Alla Stüa dla Lâ è la montagna la protagonista. Al netto di uno o due piatti di mare (doverosi in un luogo così tanto e ben frequentato come l’Alta Badia), a trionfare in tavola sono carni, formaggi ed erbe spontanee, tutte di provenienza del circondario. E anche per il pesce – come nel caso del nostro Trancio di ombrina su crema di piselli e menta con quinoa soffiata – è spesso l’accompagnamento alpino – qui funghi cardoncelli, saporiti e ben spadellati – a risaltare sul resto. Le vette si affacciano sulla tavola con imperio sin da principio: le citazioni, più o meno palesi, sono continue nella teoria degli appetizers, degli amuse-bouche e dei pani.

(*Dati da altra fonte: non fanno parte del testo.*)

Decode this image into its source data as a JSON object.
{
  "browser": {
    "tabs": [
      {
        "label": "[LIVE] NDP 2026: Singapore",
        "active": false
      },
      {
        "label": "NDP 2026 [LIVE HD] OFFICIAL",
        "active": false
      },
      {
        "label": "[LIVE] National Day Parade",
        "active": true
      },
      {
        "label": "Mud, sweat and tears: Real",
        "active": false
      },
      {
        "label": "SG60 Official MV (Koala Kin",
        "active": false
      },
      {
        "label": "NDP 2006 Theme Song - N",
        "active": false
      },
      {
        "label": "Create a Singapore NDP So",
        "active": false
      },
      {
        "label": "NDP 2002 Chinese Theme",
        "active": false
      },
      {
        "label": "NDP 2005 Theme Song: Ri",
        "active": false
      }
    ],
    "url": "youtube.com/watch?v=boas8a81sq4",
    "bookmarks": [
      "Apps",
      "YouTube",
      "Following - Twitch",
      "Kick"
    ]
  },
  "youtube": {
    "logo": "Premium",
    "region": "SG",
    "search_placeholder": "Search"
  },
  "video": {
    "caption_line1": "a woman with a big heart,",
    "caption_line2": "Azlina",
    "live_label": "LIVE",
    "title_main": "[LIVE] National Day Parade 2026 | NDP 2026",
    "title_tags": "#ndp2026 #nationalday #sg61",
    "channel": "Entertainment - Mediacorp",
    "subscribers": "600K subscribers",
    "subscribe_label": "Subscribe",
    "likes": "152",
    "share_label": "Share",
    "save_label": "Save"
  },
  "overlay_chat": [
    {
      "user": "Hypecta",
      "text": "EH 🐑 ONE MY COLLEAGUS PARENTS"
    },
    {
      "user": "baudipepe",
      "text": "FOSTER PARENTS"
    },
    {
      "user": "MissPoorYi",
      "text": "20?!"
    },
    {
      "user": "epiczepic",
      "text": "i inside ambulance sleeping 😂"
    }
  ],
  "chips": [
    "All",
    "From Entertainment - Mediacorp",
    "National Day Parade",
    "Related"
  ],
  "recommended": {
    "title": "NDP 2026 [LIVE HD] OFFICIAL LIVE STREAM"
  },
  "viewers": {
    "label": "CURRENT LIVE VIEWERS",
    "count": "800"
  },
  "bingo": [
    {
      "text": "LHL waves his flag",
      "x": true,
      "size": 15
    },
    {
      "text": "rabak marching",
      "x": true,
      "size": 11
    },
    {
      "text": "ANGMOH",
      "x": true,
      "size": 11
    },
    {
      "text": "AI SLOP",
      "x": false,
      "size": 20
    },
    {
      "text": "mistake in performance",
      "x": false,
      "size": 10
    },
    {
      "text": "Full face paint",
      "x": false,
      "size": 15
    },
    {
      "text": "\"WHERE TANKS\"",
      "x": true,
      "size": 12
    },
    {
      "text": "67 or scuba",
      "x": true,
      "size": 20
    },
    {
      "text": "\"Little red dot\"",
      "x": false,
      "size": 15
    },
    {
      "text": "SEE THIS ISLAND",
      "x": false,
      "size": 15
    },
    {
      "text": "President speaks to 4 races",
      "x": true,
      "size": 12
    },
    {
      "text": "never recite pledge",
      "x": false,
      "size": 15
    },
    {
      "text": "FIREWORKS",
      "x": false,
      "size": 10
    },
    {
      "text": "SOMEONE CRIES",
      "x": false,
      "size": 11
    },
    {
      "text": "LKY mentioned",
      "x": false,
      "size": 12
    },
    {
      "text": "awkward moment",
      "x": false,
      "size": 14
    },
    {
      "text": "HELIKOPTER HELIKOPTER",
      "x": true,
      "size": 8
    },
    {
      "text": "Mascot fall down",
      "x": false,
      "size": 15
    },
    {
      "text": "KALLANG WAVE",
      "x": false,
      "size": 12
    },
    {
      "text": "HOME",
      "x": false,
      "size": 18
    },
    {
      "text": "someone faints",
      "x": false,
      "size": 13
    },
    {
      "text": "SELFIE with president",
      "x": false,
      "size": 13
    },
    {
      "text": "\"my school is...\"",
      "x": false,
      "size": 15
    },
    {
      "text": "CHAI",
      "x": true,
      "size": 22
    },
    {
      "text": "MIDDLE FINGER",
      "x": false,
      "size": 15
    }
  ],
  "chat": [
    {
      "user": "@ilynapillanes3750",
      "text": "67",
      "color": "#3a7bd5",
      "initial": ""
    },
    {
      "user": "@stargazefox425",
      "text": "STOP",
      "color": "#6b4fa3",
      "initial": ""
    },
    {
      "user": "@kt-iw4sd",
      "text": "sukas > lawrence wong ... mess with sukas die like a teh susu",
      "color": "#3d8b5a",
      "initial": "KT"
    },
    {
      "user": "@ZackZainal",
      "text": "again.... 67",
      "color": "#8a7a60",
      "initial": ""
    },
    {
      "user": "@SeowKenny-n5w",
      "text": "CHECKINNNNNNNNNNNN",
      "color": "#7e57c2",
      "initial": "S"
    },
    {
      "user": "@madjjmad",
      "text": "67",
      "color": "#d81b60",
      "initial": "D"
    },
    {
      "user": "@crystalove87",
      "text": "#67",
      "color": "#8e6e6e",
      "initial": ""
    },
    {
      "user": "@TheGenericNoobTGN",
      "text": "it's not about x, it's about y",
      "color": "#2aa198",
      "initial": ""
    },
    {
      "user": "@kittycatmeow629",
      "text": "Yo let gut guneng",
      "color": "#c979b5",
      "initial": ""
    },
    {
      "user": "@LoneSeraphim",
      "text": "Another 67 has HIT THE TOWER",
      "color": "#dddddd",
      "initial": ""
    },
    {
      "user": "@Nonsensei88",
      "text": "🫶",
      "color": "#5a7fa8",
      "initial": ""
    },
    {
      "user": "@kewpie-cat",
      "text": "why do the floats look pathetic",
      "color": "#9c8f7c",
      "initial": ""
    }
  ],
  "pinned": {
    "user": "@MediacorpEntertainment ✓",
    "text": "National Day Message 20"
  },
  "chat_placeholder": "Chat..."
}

Così, mentre quest’ultimo è al sorbo (le cui bacche rosse tingono i rami in autunno), il Gin tonic sferificato è al pino mugo, le frittelle sono di patate e crauti, la panna cotta al formaggio grigio (il noto graukäse) e le Turtres miniaturizzate sono ripiene di ricotta del maso Chi Prà e spinaci selvatici. Certo, qua e là, appaiono centrate contaminazioni e divertenti ‘giochi delle parti’: l’apolide Tacos c’è, ma fatto (ben fatto) con farina di farro e farcito con petto d’oca affumicato ed erbe spontanee. Così anche il romagnolo Cappelletto, che diviene una variante sul classicissimo tema alpino ‘cervo-porcini’: il primo si trasforma in ripieno, i secondi in brodo. Non si pensi, però, a mere variazioni di maniera. Assodato che i risultati non peccano di gusto, e anzi appaiono meditati, bilanciati e centrati, a colpire nel segno sono anche i segni di contemporaneità che vivacizzano tutta la partitura. E ci si riferisce, nello specifico, sia alle note affumicate e amaricanti (apportate, quest’ultime, dal vegetale), sia alle divagazioni affidate a spunti fermentativi. Interessanti anche le ponderate modulazioni aromatiche che si muovono fra spezie, resine e più normali (ma sempre assai piacevoli) profumi agrumati. Appena un gradino sotto i dolci: se ottimi si rivelano friandises e petit four, un po’ meno lo sono i ‘lievitati’, da affinare meglio nella costruzione e nella presentazione.

Ad accompagnare l’esperienza alla Stüa dla Lâ ci sono infine un servizio solerte, curato dalla sorridente e gentilissima Evelyn, moglie di Andrea, e una cantina che, seppure non vastissima e centrata perlopiù sulla produzione regionale, permette di bere bene a prezzi corretti.